Chaque week-end (jeudi/vendredi), les chiffres montent jusqu'à une moyenne de 50 victimes. Parmi les jeunes de la Place Tahrir, ceci ressemble à une conspiration : vider les rues de la police et donner aux gens un avant-goût du chaos qu'ils ont amené eux-mêmes - et ils voudront bientôt le retour des hommes de l'Etat sécuritaire. Le pays est sûr pour les touristes, disent les ministres aux agences de voyage. Vraiment ? Egyptair, la compagnie aérienne d'Etat, faisant effrontément la publicité de la « nouvelle Egypte » avec des images des manifestations de la Place Tahrir au début de février, vient juste de rapporter une perte de 125 millions d'euros au cours des quatre derniers mois.
L'hôtel Marriott sur Gezira - le vieux palace sur le Nil avec ses lions de marbre et ses toits en stuc - a 1.040 chambres et seulement 24 touristes. « La révolution était bonne », me dit un ami commerçant lorsque je passe la tête par la porte de sa boutique de chemises. « A présent, la révolution n'est pas bonne ».
Il y a tout juste une semaine, des manifestants qui préparaient le démarrage des manifestations du vendredi ont été attaqués par des vendeurs de rue avec des couteaux et des pierres. On a entendu les histoires habituelles : tout était planifié par les pouvoirs constitués. Pas un seul groupe islamiste n'était présent aux manifestations récentes pour les « martyrs » de la révolution.
J'ai rencontré un vieil ami journaliste égyptien. Le personnel du café vient le saluer ; ils se présentent comme des fans et lui disent de ne pas cesser d'exposer la corruption dans la vie égyptienne. Il est inquiet. On parle d'une « mutinerie civile », dit-il. Des personnes qui veulent à nouveau brûler les postes de police, remplacer le gouvernement ou prendre eux-même la loi en main en tuant des policiers spécifiques. Il y a des histoires qui circulent beaucoup - je les ai moi-même entendues sur la Place Tahrir - que des groupes de jeunes essayeront de fermer le Canal de Suez, à moins que les autorités qui ont tué les innocents en janvier et en février ne soient traduites en justice. Les voix les plus perfides appellent maintenant à la peine de mort pour Moubarak.

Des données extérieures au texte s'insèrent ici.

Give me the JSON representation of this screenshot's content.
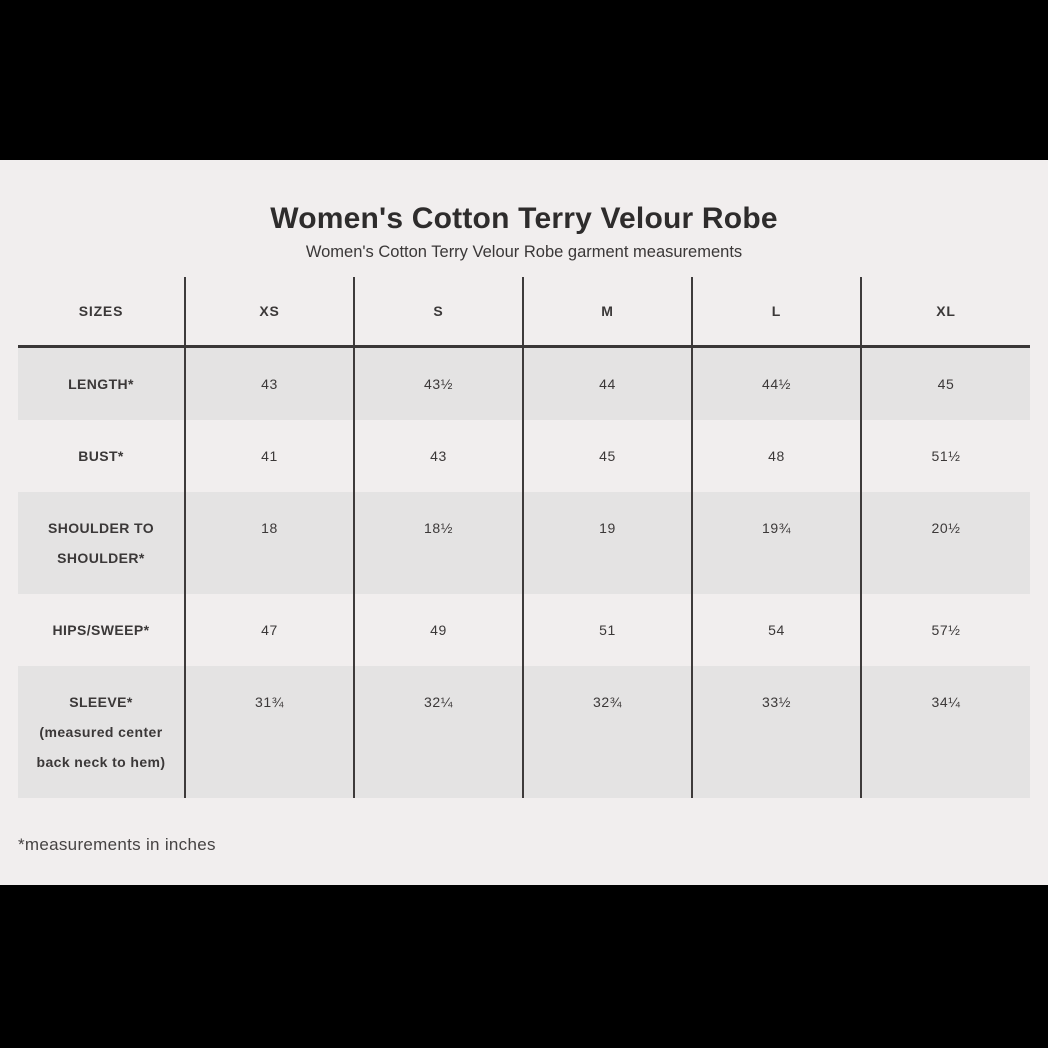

Bizarrement, il y a aussi la conviction, selon mon ami journaliste, que le conseil militaire « suprême » égyptien ne pourra pas continuer le travail du gouvernement et ne commence les procès avant la mort de Moubarak. « Ils aimeraient qu'il meure. Ils veulent qu'il soit hors champ afin de pouvoir souffler avant de s'occuper de ses fils. Tantawi s'inquiète que la populace ne vienne le chercher. Mais il sait que si Moubarak meurt, les Egyptiens qui sont un peuple gentil lui pardonneront largement parce qu'il a été un soldat et qu'il est si âgé. Et il y aura une période de calme. »
Il a été rapporté que depuis son assignation à résidence à Charm El-Cheikh, Moubarak aurait été emmené en Arabie Saoudite pour suivre un traitement médical secret, et de nombreuses révélations font maintenant surface sur la manière dont il a été détrôné. L'une, de l'écrivain égyptien très respecté, Abdel Kader Choheib, dit que Moubarak a accepté de démissionner après avoir affronté Tantawi, son vice-président Omar Sulieman - l'ancien patron des services secrets et ami d'Israël - et le Général Ahmed Chafiq.
Moubarak a visiblement plaidé auprès d'eux pour qu'ils ne révèlent pas sa démission avant que ses fils, Gamal et Alaa, ne soient en route pour Charm El-Cheikh - non pas pour leur éviter d'être emprisonnés (ce qui a échoué de toute façon) mais parce qu'il craignait que Gamal ne fasse quelque chose de « déraisonnable », étant donné qu'il s'était déjà opposé à ce que Moubarak nomme Sulieman comme vice-président, dans les derniers jours de la révolution.
L'avantage de la révolution, semble-t-il, fut qu'elle n'avait pas de leaders et donc personne à arrêter. Mais son désavantage, de la même manière, était qu'elle n'avait pas de leaders et donc personne pour prendre la responsabilité de la révolution une fois terminée.